Ese día, a las 15:00 hrs, luego de la “movida” ceremonia de cambio de mando en el Congreso, un llamado alertó a los funcionarios – entre ellos jefes de división y abogados- avisándoles que el nuevo jefe de gabinete de Kast, el ex candidato a diputado por Puente Alto y sobrino del fallecido senador Jaime Guzmán, el UDI Francisco Moreno, llegaría a dependencias de Mideplan. Moreno llegó a eso de las 18:00 hrs y en sus manos traía una lista de nombres que desvincularía. Nada de llamado de unidad. La orden era otra. Luego de las tres fuertes réplicas del terremoto, en el piso 10 se sintió una más fuerte, al punto que todos comentaban entre risas nerviosas: “llegó la hora”. Claro que ninguno pensaba que llegaría tan luego…

Moreno llamó a uno a uno a los jefes de división y a los asesores del ministerio y la subsecretaría. “Fue como la Caravana de la Muerte”, comenta cruelmente un ex asesor de la ministra Quintana.

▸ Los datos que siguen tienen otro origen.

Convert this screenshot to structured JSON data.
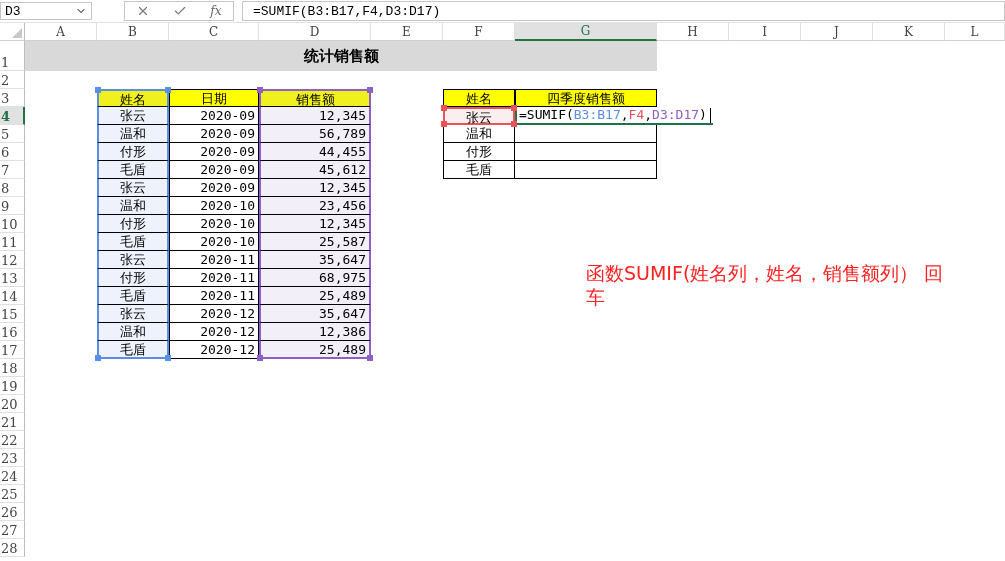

Al salir de la breve reunión con Moreno, los funcionarios despedidos se comentaban al pasar lo que les decían adentro de la oficina del brazo derecho de Kast. Con un guión como aprendido de memoria (a todos les dijo lo mismo), les anunció que por “razones administrativas” y no políticas, los cesaba en sus funciones.

Pero Francisco Moreno, cuya aparición más importante en la prensa fue cuando 200 brigadistas de su campaña a diputado fueron a funar la sede del comando de Piñera por deudas impagas, se encontró con un problema: el famoso “amarre de funcionarios” del que tanto reclamaba la derecha. Ellos mismos se encargaron de aclararle que el despido debía ser con 60 días de anticipación. Ante la sorpresa, el abogado –sobrino del ex diputado formalizado por fraude al Fisco Maximiano Errázuriz- les pidió sus números de teléfono y correos electrónicos personales para ubicarlos. Y les dijo que les avisaría cómo se resolvería el entuerto, pues pasarían los contratos a Contraloría para que la temida repartición de Ramiro Mendoza decidiera.

De todos los despedidos ese 11 de marzo, sólo dos se salvaron de la guillotina de Kast. Un jefe de división DC y la jefa de comunicaciones.